Eric and Tom dated each other exclusively, partially because dating multiple people at a time required Eric “to remember too much.”
Most readers expect the two to get married and move in together at this point in this story, right? Something about living happily ever after.
Not so fast. At least not yet. The two did get married in May 2017 after being together for fifteen years. “We had a do-it-yourself wedding in Pacifica with an ocean view and forty friends and family as witnesses,” Eric says. “Very intimate. We had a photographer, but it was all candid shots, nothing staged. It was a big, informal party with a kettle drummer (Calypso Vibe), paella, sides, and wine. It was an epic day.”
Then they returned to separate homes in suburbs outside of San Francisco, about ten minutes apart. “We’re just over the hill, and it’s still convenient. So tonight, I’ll pick him up and go out with friends. Later, I’ll drop him off and then come home.”
And this is where most people say, Hmm, OK, that’s weird.
“Whenever people question it, I say, ‘I’m a real estate broker.

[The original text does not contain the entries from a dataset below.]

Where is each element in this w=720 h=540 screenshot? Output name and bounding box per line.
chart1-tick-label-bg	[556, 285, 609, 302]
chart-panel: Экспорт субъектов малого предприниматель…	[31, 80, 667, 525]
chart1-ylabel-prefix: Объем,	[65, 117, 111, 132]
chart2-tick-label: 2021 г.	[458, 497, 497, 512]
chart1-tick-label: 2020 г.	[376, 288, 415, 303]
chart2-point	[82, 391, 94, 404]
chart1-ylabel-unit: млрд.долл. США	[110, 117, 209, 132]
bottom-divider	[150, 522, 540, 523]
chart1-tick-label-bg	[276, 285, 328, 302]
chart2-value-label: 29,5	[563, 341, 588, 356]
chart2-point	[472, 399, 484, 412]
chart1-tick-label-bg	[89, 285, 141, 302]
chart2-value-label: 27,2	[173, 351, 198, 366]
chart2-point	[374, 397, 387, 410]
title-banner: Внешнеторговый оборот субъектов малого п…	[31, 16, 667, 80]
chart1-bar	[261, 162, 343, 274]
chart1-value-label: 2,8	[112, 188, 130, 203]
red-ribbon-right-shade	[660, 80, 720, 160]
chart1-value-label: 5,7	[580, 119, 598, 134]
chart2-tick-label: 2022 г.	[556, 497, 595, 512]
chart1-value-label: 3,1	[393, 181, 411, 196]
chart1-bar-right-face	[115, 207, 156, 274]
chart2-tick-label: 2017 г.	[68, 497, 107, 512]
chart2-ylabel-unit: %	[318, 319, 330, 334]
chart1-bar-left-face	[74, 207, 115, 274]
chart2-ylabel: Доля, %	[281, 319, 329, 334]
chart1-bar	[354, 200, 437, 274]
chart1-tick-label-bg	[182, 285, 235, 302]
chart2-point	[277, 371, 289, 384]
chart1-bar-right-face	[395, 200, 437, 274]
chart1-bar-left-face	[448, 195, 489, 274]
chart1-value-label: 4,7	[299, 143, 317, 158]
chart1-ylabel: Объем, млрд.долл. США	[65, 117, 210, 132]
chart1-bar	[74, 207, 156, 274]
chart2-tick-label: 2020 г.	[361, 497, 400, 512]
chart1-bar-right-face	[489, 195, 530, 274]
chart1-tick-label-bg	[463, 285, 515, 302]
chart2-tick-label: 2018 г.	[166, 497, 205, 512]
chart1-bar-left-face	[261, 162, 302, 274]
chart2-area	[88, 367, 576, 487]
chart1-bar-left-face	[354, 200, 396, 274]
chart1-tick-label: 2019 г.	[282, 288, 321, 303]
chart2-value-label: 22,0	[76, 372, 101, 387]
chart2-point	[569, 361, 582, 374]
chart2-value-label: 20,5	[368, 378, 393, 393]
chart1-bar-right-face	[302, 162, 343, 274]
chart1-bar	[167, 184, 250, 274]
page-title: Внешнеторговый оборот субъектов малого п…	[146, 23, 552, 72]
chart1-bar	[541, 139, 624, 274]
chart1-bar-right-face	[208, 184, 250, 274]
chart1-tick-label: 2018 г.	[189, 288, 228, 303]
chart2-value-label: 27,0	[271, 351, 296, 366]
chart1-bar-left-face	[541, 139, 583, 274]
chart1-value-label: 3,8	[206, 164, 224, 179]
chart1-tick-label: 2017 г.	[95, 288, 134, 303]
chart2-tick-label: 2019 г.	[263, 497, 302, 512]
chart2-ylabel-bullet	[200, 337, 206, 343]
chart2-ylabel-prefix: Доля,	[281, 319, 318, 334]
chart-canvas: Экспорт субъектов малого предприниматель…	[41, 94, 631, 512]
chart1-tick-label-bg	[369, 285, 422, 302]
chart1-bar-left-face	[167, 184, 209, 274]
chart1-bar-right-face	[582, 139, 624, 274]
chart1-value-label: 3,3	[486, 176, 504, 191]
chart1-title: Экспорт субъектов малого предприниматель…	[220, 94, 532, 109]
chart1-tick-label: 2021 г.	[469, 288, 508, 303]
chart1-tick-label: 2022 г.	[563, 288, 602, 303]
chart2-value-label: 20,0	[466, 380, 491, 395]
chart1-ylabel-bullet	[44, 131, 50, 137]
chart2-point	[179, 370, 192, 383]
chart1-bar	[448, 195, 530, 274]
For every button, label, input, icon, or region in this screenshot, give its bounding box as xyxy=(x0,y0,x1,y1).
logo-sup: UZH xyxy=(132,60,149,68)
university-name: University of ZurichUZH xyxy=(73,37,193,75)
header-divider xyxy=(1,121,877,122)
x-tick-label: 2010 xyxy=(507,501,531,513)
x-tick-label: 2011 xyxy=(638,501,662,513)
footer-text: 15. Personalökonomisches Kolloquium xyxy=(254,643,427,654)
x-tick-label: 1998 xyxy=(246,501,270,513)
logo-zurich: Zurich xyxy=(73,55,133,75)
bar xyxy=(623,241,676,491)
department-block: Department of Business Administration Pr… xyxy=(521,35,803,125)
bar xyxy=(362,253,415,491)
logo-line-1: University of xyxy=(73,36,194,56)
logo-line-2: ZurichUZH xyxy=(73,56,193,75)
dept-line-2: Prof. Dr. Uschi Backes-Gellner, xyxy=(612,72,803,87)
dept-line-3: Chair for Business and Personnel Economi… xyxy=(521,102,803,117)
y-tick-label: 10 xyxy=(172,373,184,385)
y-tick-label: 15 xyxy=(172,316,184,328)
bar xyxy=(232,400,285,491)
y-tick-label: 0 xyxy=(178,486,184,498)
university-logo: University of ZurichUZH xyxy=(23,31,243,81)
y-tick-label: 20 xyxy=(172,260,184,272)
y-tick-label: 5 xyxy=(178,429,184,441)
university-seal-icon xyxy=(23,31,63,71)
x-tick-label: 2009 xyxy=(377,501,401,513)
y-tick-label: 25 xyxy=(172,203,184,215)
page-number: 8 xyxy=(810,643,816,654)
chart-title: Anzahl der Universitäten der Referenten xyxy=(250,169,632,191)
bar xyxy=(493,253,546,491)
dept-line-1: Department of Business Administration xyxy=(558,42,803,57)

So I can sell you a second house.’ We were at that time in our lives (and still are) where we each had our way of doing things. We like our personal space. Tom retired early, and I’m still working. And I feel like it’s a great way for us to give the best of each other when we’re together and a way to have our own lives and space when we’re not.”
Although they talk daily, they only see each other several times a week.
“I think there are convincing arguments for living together and living apart,” Eric says. “You can say–and this is not lost on me–that we have not learned to compromise because we do not live together. I think the other argument is that we can give the best of each other when we are together. And we don’t let some of the ‘normal’ live-in relationship stuff get in the way: You didn’t put the toilet seat down. What’s this toothpaste tube doing out? Why didn’t you take out the trash? All of that life stuff that festers and never gets worked out. We don’t have those challenges. The way I run my home and spend my money is my business. What Tom does is his.”
The two never merged their money. They feel the essence of their relationship is the love, commitment, and belief system they share. They spend a lot of time with friends, but at the end of the day, they each have their own space and live how they feel they need to.
The question then is, why get married?
Eric remembers thinking initially that they may never get formally married. “We had already been in a relationship for fifteen years and weren’t sure we needed a piece of paper to legitimize our commitment. It became practical because we wanted to be in each other’s lives and take care of each other.”
Now in their sixties and nearly twenty years together, Eric and Tom are beginning to talk about living together or living next to each other. “As we age, we need to be closer to check-in and share healthcare.”

Tom retired from the healthcare industry in June 2019. Now, he’s reading books, watching movies, and volunteering. Eric continues with his real estate career and plans for his retirement. The two took a month’s vacation when Tom retired, visiting Italy and England. “We travel very well together and hope to do a month of travel every year in addition to our normal weekend getaways. We love spending time together with friends and family.”